Está escrito en el libro del destino que, cuando sean deshechizados, bajará
Boabdil de la montaña, a la cabeza de su ejército, recobrará su trono en la
Alhambra y gobernará de nuevo en Granada; y, reuniendo los encantados guerreros
que hay diseminados en toda España, reconquistará la Península, que volverá
otra vez a quedar sometida al yugo musulmán.
-¡Sólo
Allah lo sabe! Nosotros creímos que estaba cercano ya el día de nuestra
libertad; pero reina ahora en la Alhambra un gobernador muy celoso, tan
intrépido como veterano soldado, conocido por El gobernador manco. Mientras este
viejo guerrero tenga el mando de esta avanzada y esté pronto a rechazar la
primera irrupción de la montaña témome que Boabdil y sus tropas tengan que
contentarse con permanecer sobre las armas.
-Para
concluir la historia y no cansar más a Su Excelencia, el soldado moro, después
de contarme esto, se apeó del caballo y me dijo:
Y esto
diciendo, se confundió entre la muchedumbre que rodeaba el trono. «¿Qué hacer
(me pregunté) habiéndome dejado solo y de esta manera? ¿Espero a que vuelva el
infiel, me monte en su caballo fantástico y me lleve Dios sabe dónde, o
aprovecho el tiempo y huyo de este ejército de fantasmas?» Un soldado se decide
pronto, como sabe Su Excelencia perfectamente, y por lo que hacía al caballo,
lo consideré como presa legal, según los fueros de la guerra y de la patria. Así , pues,
montando rápidamente en la silla, volví riendas, golpeé con los estribos
morunos en los flacos del animal, y huí rápidamente por el mismo sitio que
habíamos entrado. Al pasar a través de los salones en que se hallaban formados
los jinetes musulmanes en inmóviles batallones, me pareció oír choque de armas
y ruido de voces. Aguijoneé de nuevo al caballo con los estribos y redoblé mi
carrera. Entonces sentí a mis espaldas cierto rugido como el que produce el
huracán; oí el choque de mil herraduras, y acto continuo me vi alcanzado por un
sinnúmero de soldados y arrastrado hacia la puerta de la caverna, donde partían
millares de sombras en cada una de las direcciones de los cuatro puntos
cardinales.
Con el tumulto
y la confusión de aquella escena caí al suelo sin sentido; y cuando volví en
mí, encontreme tendido en la cima de una montaña, con el caballo árabe de pie a
mi lado, pues al caer enredose la brida en mi brazo, lo que creo que impidió
que se escapara a Castilla la Vieja.
Su
Excelencia comprenderá fácilmente cuán grande sería mi sorpresa no viendo a mi
alrededor más que pitas y chumberas, los productos de los climas meridionales,
y luego esa gran ciudad allí abajo, con sus numerosas torres y palacios y con
su gran Catedral.

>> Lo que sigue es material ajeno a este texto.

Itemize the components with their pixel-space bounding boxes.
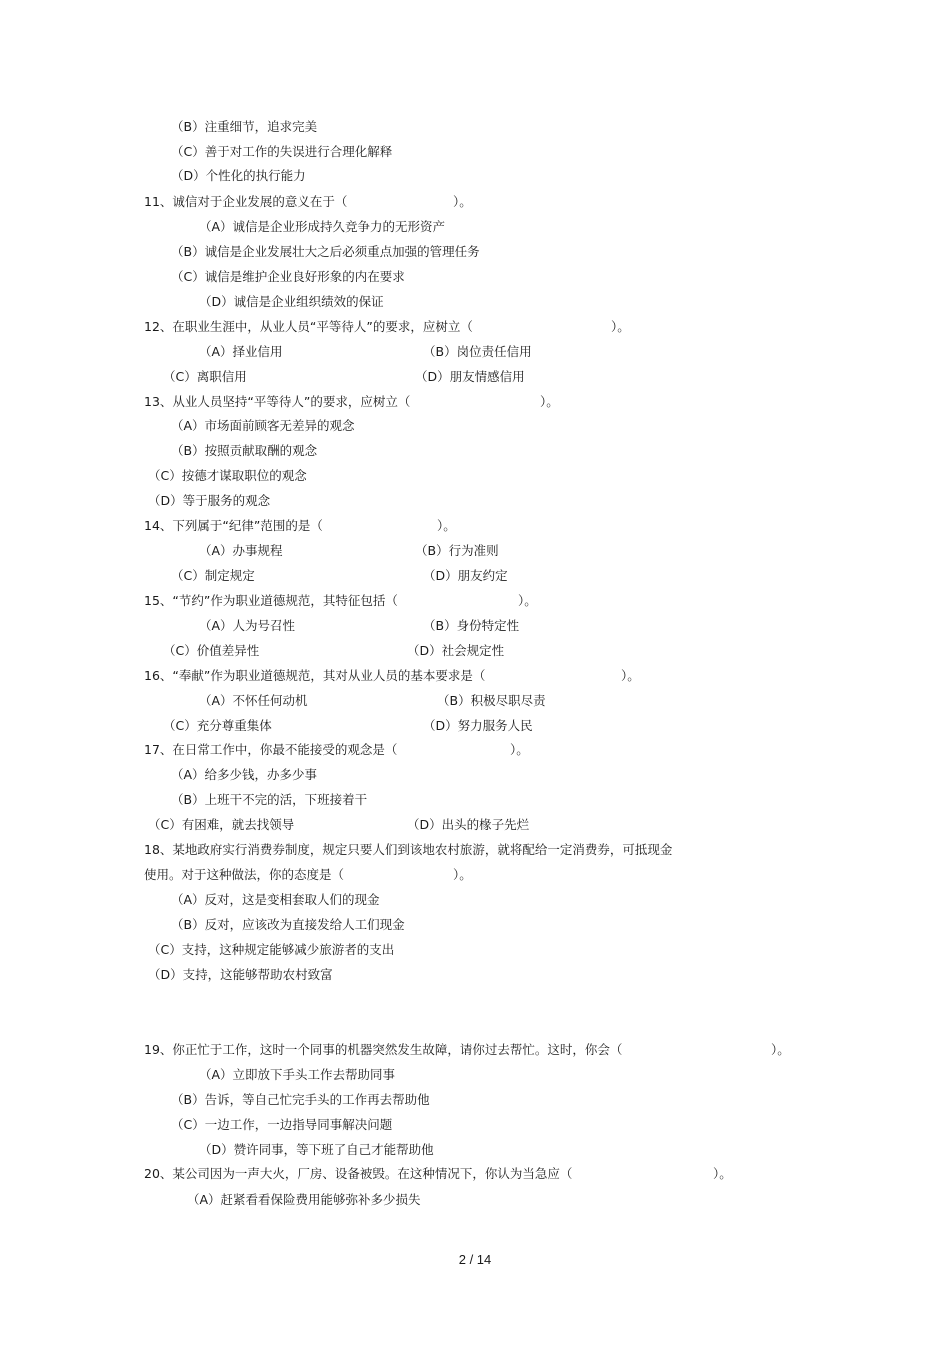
text-line: 使用。对于这种做法，你的态度是（ <box>144 867 345 882</box>
text-line: （D）朋友约定 <box>423 568 508 583</box>
text-line: （A）不怀任何动机 <box>199 693 308 708</box>
text-line: （A）人为号召性 <box>199 618 296 633</box>
text-line: （C）诚信是维护企业良好形象的内在要求 <box>171 269 405 284</box>
text-line: （D）社会规定性 <box>407 643 505 658</box>
text-line: （C）按德才谋取职位的观念 <box>148 468 307 483</box>
text-line: 11、诚信对于企业发展的意义在于（ <box>144 194 348 209</box>
text-line: 17、在日常工作中，你最不能接受的观念是（ <box>144 742 398 757</box>
text-line: ）。 <box>771 1042 790 1057</box>
text-line: ）。 <box>621 668 640 683</box>
text-line: （A）反对，这是变相套取人们的现金 <box>171 892 380 907</box>
text-line: ）。 <box>540 394 559 409</box>
text-line: （B）行为准则 <box>415 543 499 558</box>
text-line: ）。 <box>611 319 630 334</box>
text-line: （B）注重细节，追求完美 <box>171 119 318 134</box>
text-line: （B）按照贡献取酬的观念 <box>171 443 318 458</box>
text-line: 13、从业人员坚持“平等待人”的要求，应树立（ <box>144 394 411 409</box>
text-line: （C）离职信用 <box>163 369 247 384</box>
text-line: ）。 <box>437 518 456 533</box>
text-line: （B）诚信是企业发展壮大之后必须重点加强的管理任务 <box>171 244 480 259</box>
page-number: 2 / 14 <box>458 1252 492 1267</box>
text-line: （C）善于对工作的失误进行合理化解释 <box>171 144 393 159</box>
text-line: （D）诚信是企业组织绩效的保证 <box>199 294 384 309</box>
text-line: （C）支持，这种规定能够减少旅游者的支出 <box>148 942 395 957</box>
text-line: ）。 <box>453 194 472 209</box>
text-line: 18、某地政府实行消费券制度，规定只要人们到该地农村旅游，就将配给一定消费券，可抵现金 <box>144 842 673 857</box>
text-line: 16、“奉献”作为职业道德规范，其对从业人员的基本要求是（ <box>144 668 486 683</box>
text-line: （C）一边工作，一边指导同事解决问题 <box>171 1117 393 1132</box>
text-line: （B）上班干不完的活，下班接着干 <box>171 792 368 807</box>
text-line: （C）制定规定 <box>171 568 255 583</box>
text-line: （B）岗位责任信用 <box>423 344 532 359</box>
text-line: （D）努力服务人民 <box>423 718 533 733</box>
text-line: ）。 <box>518 593 537 608</box>
text-line: （A）赶紧看看保险费用能够弥补多少损失 <box>187 1192 421 1207</box>
text-line: （C）充分尊重集体 <box>163 718 272 733</box>
text-line: （D）支持，这能够帮助农村致富 <box>148 967 333 982</box>
text-line: 19、你正忙于工作，这时一个同事的机器突然发生故障，请你过去帮忙。这时，你会（ <box>144 1042 623 1057</box>
text-line: （B）身份特定性 <box>423 618 520 633</box>
text-line: （A）立即放下手头工作去帮助同事 <box>199 1067 396 1082</box>
text-line: 14、下列属于“纪律”范围的是（ <box>144 518 323 533</box>
text-line: 12、在职业生涯中，从业人员“平等待人”的要求，应树立（ <box>144 319 473 334</box>
text-line: （B）告诉，等自己忙完手头的工作再去帮助他 <box>171 1092 430 1107</box>
text-line: （B）积极尽职尽责 <box>437 693 546 708</box>
text-line: ）。 <box>713 1166 732 1181</box>
text-line: （A）给多少钱，办多少事 <box>171 767 318 782</box>
text-line: （D）等于服务的观念 <box>148 493 271 508</box>
text-line: （A）市场面前顾客无差异的观念 <box>171 418 355 433</box>
text-line: ）。 <box>453 867 472 882</box>
text-line: （A）办事规程 <box>199 543 283 558</box>
text-line: （D）赞许同事，等下班了自己才能帮助他 <box>199 1142 434 1157</box>
text-line: （C）有困难，就去找领导 <box>148 817 295 832</box>
text-line: （A）诚信是企业形成持久竞争力的无形资产 <box>199 219 446 234</box>
text-line: （A）择业信用 <box>199 344 283 359</box>
text-line: （D）朋友情感信用 <box>415 369 525 384</box>
text-line: （B）反对，应该改为直接发给人工们现金 <box>171 917 405 932</box>
text-line: 20、某公司因为一声大火，厂房、设备被毁。在这种情况下，你认为当急应（ <box>144 1166 573 1181</box>
text-line: ）。 <box>510 742 529 757</box>
text-line: （D）个性化的执行能力 <box>171 168 306 183</box>
text-line: 15、“节约”作为职业道德规范，其特征包括（ <box>144 593 398 608</box>
text-line: （C）价值差异性 <box>163 643 260 658</box>
text-line: （D）出头的椽子先烂 <box>407 817 530 832</box>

Descendí del Cerro cautelosamente llevando mi caballo de la
brida, pues temí montarme en él, no me fuera a jugar una mala pasada. Cuando
bajaba me encontré con vuestra ronda, la cual me informó ser Granada la ciudad
que se extendía ante mi vista, y de que me encontraba en aquel instante próximo
a las murallas de la Alhambra, la fortaleza del temible gobernador manco,
terror de la encantada morisma. Al oír esto signifiqué mi deseo de que me
hicieran comparecer ante Su Excelencia, a fin de darle cuenta de todo lo que
había visto, y de que se impusiera de todos los peligros que le rodean, y para
que pueda vuecencia tomar a tiempo sus medidas para salvar la fortaleza y hasta
el reino mismo de las asechanzas del ejército formidable y misterioso que vaga
por las entrañas de la tierra.
-Y
decidme, amigo, vos que sois un veterano que ha llevado a cabo tan importantes
servicios -le dijo el gobernador, ¿qué me aconsejáis para prevenirme de
tamaños peligros?
-No está
bien que un humilde soldado que no ha salido nunca de las filas pretenda dar
instrucciones a un jefe de la sagacidad de Su Excelencia; pero me parece que
debería mandar tapiar sólidamente todas las grutas y agujeros de la montaña, de
modo que Boabdil y su ejército quedasen eternamente sepultados en sus antros
subterráneos. Además, si este reverendo padre -añadió el soldado
respetuosamente, saludando al fraile y santiguándose con devoción- tuviera a
bien consagrar las tapias con su bendición y poner unas cuantas cruces,
reliquias e imágenes de santos, creo que sería muy suficiente para desafiar
toda la virtud y el poder de sortilegios de los infieles.
El
gobernador entonces puso su único brazo en el puño de su espada toledana, fijó
la vista en el soldado, y moviendo la cabeza le dijo:
-¿De modo,
don bellaco, que creéis positivamente que me vais a engañar con toda esta
patraña de montañas y moros encantados?... ¡Ni una palabra más!... Sois ya
ciertamente un zorro viejo; pero tened entendido que tenéis que habérosla con
otro más zorro que vos, que no se deja engañar tan fácilmente. ¡Hola!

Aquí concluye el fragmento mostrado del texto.